Following a criminal conviction and sentence in a Magistrates or Crown Court, the solicitor and the barrister working the case will provide advice to the individual convicted and sentenced as to whether they feel that there is grounds for a successful appeal which can be put forward to the appellate courts.
If it is regarded that there are grounds for an appeal and that an appeal may indeed be successful against either the conviction or the sentence or in some cases both, then the Counsel – the term which refers to the barrister representing the client – will prepare advice in writing citing the various grounds.
Following the Counsel informing the client that there are grounds for an appeal, the solicitor will complete the correct forms – in this case Form NG – and submit all the relevant paperwork to the convicting or sentencing court.
If the solicitor feels that it is unlikely that the case will be successful on appeal, i.e. that there are no grounds for appeal he will communicate this to the client usually verbally.
Following this there are two options available for the client – they can either complete and submit the form themselves or they can seek alternative legal advice.
Once the court has received the information the court will then forward the appeal application to the requisite appeal court.
When a case is being appealed from the Crown Court the three options for appellate court are as follows:
The Criminal Court of Appeal
The Court of Appeal (Criminal Division)
This process of application for appeal is known as an application for Leave to Appeal and will be considered initially by a single judge. This applies irrespective of whether the appeal is for the conviction or the sentence.
Leave for appeal should be applied for within 28 days of the sentence being handed down.
The single judge will decide whether or not the application will have a reasonable chance of succeeding and is there to stop appeals that have little grounds of succeeding making their way to court and wasting valuable time.

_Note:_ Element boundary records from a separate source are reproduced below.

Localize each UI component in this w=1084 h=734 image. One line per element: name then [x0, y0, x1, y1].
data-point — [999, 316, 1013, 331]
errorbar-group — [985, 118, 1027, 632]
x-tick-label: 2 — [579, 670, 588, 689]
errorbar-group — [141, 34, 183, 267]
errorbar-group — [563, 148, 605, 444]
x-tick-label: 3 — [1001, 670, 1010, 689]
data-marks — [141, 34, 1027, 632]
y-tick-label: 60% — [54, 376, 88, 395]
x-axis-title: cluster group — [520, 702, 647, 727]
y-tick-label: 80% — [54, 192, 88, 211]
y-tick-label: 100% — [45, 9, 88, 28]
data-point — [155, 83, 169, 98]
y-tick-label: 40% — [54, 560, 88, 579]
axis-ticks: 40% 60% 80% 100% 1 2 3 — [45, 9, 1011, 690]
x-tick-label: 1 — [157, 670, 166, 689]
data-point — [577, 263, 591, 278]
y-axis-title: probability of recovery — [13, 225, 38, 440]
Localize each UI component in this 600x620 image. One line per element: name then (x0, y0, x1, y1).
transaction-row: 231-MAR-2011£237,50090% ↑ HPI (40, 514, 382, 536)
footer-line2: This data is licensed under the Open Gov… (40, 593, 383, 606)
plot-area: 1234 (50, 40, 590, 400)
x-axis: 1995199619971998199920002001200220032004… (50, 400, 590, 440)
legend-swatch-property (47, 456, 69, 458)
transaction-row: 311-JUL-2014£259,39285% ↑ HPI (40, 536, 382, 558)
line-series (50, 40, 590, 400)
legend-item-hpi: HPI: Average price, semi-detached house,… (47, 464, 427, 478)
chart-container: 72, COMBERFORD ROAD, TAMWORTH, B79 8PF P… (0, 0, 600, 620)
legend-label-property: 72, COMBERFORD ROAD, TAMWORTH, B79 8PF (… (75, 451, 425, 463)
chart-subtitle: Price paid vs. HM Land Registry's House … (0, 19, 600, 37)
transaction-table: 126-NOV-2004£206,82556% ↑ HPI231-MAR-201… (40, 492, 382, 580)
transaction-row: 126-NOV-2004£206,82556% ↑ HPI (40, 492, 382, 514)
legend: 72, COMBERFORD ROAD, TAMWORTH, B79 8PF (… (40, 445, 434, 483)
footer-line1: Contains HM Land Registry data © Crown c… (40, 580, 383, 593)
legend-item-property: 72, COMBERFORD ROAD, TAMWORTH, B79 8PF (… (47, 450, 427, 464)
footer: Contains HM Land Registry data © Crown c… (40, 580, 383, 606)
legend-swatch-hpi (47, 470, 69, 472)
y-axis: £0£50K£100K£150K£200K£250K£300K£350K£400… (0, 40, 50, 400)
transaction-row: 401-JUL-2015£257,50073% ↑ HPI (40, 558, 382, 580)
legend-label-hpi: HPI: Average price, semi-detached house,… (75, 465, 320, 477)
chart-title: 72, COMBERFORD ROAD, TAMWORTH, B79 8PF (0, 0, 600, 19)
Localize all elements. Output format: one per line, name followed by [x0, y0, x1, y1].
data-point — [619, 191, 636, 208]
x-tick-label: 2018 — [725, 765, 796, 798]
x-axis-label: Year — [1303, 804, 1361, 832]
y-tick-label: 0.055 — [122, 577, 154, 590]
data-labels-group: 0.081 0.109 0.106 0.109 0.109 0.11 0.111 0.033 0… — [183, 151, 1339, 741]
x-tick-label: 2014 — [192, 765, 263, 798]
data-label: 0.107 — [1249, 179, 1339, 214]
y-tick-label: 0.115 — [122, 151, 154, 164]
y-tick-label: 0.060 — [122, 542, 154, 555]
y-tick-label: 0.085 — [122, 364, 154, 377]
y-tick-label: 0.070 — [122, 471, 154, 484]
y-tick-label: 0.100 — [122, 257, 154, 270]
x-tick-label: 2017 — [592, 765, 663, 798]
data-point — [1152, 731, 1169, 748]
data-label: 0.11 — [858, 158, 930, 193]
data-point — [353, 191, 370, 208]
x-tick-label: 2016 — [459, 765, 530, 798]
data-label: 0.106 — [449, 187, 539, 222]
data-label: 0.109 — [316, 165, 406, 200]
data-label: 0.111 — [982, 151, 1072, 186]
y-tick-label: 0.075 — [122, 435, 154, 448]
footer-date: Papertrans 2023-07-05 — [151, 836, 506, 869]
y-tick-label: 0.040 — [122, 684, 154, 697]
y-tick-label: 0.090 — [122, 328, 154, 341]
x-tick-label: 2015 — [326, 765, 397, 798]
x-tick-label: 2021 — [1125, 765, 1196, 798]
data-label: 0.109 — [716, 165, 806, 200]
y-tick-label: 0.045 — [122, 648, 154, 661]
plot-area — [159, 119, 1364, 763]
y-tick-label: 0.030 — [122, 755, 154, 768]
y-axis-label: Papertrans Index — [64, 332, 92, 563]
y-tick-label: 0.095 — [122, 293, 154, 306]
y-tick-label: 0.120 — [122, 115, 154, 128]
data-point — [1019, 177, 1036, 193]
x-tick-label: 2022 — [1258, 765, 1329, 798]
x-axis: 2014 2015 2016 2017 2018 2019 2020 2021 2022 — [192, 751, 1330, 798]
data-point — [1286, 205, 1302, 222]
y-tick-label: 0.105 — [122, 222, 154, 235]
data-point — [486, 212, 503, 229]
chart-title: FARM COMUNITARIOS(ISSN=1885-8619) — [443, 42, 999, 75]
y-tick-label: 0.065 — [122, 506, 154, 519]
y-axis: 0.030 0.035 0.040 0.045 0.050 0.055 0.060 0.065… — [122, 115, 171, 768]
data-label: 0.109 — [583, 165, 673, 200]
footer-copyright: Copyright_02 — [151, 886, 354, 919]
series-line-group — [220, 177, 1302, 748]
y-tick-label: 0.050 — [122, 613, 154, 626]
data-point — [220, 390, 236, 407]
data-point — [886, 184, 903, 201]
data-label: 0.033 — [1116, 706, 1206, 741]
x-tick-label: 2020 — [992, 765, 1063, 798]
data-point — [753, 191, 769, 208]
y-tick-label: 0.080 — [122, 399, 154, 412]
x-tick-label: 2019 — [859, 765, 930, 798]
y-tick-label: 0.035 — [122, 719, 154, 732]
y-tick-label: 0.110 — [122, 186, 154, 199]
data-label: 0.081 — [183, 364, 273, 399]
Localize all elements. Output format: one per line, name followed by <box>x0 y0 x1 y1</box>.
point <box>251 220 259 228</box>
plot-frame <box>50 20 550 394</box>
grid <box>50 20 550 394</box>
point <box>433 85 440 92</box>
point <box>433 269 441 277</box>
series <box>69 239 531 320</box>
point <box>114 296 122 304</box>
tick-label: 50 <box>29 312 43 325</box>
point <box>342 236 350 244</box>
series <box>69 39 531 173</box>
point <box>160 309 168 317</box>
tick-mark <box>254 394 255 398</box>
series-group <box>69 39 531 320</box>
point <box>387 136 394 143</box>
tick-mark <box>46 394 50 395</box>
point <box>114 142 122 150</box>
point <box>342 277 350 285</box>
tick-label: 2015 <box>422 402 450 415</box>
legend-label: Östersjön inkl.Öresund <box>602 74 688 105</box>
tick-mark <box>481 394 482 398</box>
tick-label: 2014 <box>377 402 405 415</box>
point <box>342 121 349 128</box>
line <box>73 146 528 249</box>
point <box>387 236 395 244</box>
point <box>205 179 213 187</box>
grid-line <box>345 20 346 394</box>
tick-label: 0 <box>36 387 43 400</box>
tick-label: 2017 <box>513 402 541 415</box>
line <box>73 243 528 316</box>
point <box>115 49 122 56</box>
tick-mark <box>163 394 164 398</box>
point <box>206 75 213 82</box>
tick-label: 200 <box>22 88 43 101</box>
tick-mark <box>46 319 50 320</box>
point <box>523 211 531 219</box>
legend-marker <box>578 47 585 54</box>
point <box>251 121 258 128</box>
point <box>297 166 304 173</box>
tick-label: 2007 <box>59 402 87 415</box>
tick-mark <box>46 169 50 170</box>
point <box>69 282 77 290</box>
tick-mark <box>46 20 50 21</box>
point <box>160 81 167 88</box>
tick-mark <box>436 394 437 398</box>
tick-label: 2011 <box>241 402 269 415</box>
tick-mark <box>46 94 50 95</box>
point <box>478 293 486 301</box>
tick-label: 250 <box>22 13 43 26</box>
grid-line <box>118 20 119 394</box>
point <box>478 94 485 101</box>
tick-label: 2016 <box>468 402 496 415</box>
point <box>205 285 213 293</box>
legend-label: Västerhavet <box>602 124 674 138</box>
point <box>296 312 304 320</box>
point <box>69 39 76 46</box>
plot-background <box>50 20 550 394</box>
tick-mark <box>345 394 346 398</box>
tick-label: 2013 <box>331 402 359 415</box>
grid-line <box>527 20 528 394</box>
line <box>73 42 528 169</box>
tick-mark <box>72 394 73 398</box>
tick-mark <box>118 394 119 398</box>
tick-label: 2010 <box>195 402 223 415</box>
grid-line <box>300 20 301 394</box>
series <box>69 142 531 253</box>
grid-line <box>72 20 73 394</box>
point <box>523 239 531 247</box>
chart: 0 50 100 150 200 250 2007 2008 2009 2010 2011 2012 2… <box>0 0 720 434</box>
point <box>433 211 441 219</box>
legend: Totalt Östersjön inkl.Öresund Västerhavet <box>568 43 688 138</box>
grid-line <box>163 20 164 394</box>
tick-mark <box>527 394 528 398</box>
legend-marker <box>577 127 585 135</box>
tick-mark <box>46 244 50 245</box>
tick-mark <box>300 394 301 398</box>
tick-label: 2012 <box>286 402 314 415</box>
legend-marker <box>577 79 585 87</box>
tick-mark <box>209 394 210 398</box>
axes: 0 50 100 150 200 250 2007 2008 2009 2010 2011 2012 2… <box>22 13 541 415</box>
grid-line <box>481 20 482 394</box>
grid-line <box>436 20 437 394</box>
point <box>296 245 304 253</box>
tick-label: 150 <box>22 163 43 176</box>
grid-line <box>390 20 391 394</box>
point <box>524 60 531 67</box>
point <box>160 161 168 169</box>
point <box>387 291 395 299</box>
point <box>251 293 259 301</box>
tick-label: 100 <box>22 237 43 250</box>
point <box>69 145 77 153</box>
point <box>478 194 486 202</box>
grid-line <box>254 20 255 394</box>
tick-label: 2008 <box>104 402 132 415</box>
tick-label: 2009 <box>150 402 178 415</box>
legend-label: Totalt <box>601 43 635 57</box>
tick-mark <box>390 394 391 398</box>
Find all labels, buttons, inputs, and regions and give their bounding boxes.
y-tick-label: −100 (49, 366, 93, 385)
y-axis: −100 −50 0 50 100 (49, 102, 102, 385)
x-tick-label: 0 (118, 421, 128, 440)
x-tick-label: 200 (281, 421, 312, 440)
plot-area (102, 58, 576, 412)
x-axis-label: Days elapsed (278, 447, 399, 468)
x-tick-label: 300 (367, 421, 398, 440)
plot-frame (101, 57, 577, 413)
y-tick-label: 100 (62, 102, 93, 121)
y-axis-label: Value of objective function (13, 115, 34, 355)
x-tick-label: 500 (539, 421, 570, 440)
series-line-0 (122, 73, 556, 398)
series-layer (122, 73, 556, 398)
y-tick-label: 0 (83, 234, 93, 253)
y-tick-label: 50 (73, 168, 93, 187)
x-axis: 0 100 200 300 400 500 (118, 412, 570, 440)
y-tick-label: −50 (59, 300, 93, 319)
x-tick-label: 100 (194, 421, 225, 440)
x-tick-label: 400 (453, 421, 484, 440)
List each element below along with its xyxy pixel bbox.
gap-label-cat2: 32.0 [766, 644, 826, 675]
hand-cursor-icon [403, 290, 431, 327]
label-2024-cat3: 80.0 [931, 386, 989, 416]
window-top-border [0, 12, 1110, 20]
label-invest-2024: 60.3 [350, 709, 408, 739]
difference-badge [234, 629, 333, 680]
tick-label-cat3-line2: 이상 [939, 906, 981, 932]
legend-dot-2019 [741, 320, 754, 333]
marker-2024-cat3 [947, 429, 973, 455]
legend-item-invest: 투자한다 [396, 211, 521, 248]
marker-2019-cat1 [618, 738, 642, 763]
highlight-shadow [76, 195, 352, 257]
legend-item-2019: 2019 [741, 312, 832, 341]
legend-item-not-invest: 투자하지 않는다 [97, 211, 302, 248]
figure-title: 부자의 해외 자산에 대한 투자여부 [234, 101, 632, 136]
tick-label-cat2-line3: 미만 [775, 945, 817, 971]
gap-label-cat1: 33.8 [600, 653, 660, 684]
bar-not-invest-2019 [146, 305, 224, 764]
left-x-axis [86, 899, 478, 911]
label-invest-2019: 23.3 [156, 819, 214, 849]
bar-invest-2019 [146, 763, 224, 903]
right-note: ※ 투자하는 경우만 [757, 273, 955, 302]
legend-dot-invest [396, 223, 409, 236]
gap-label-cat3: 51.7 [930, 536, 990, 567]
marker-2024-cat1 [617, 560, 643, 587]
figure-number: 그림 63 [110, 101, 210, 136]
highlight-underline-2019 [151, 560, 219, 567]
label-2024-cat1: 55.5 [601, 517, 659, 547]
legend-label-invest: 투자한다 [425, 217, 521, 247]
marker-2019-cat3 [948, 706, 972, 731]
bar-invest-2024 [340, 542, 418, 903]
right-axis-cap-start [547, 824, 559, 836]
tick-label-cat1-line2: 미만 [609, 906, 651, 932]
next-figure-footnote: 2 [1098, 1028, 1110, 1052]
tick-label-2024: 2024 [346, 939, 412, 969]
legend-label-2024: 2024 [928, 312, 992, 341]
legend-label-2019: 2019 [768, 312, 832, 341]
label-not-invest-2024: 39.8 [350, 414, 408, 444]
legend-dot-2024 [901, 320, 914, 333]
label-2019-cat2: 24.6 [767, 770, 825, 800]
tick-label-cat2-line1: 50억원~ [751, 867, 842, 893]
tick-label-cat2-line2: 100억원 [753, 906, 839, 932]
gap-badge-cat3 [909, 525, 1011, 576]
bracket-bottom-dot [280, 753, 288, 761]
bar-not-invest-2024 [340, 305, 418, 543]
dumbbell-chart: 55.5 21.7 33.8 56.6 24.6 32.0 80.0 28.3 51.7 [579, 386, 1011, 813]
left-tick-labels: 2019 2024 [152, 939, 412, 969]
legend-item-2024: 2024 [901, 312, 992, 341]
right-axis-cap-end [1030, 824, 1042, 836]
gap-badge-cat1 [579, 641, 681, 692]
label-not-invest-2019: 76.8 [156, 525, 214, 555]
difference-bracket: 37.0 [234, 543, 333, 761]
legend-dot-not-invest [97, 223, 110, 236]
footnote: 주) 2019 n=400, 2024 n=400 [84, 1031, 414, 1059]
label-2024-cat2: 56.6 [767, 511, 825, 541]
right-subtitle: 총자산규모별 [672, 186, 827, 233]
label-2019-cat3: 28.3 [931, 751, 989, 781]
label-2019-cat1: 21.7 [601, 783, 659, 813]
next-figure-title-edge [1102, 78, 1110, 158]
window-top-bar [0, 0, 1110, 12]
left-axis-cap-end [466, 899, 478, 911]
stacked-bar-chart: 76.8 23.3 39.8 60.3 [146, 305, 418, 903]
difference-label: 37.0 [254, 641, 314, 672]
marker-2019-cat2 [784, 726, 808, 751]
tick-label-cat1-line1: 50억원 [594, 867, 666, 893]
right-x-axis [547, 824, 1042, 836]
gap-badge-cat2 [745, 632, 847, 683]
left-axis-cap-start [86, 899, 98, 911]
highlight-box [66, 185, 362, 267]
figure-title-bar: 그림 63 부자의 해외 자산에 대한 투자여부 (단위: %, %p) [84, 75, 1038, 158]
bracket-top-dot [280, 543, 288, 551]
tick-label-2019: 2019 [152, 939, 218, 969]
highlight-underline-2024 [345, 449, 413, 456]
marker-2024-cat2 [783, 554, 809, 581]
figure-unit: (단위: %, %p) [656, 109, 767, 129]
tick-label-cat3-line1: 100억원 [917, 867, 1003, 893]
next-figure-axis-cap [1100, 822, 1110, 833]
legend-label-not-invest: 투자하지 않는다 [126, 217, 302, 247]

All applications for appeal against criminal convictions or sentencing are required to go through this process.
The judge will always provide his reasons for either letting the appeal go through to the court or for rejecting it in writing.
If an initial application for Leave to Appeal is granted by the single judge then the application will move on to the full court whereby the application for appeal will be heard in full. During this appeal process witnesses will be able to give evidence and the arguments in favour of the appeal can be granted or refused by the court.
In a case concerning an appeal against a criminal conviction the court can do one of the following four things:
Decide to dismiss the appeal
Allow the appeal and direct that the appellant be acquitted
Allow the appeal and substitute the conviction for a lesser charge which must have been open to the trial jury – the best example of this is substituting a conviction for murder for that of manslaughter
Allow the appeal and direct that there is a retrial
In a case concerning an appeal against a criminal conviction the court can do one of the following two things:
Dismiss the appeal against sentence
Allow the appeal and substitute a different sentence to replace the one imposed by the Crown Court
Currently there is a limited right following an appeal against a conviction or a sentence in the Court of Appeal to enable further appeals to be taken to the House of Lords. This is a limited right, however, and will only apply to appeals that are considered to have general public importance.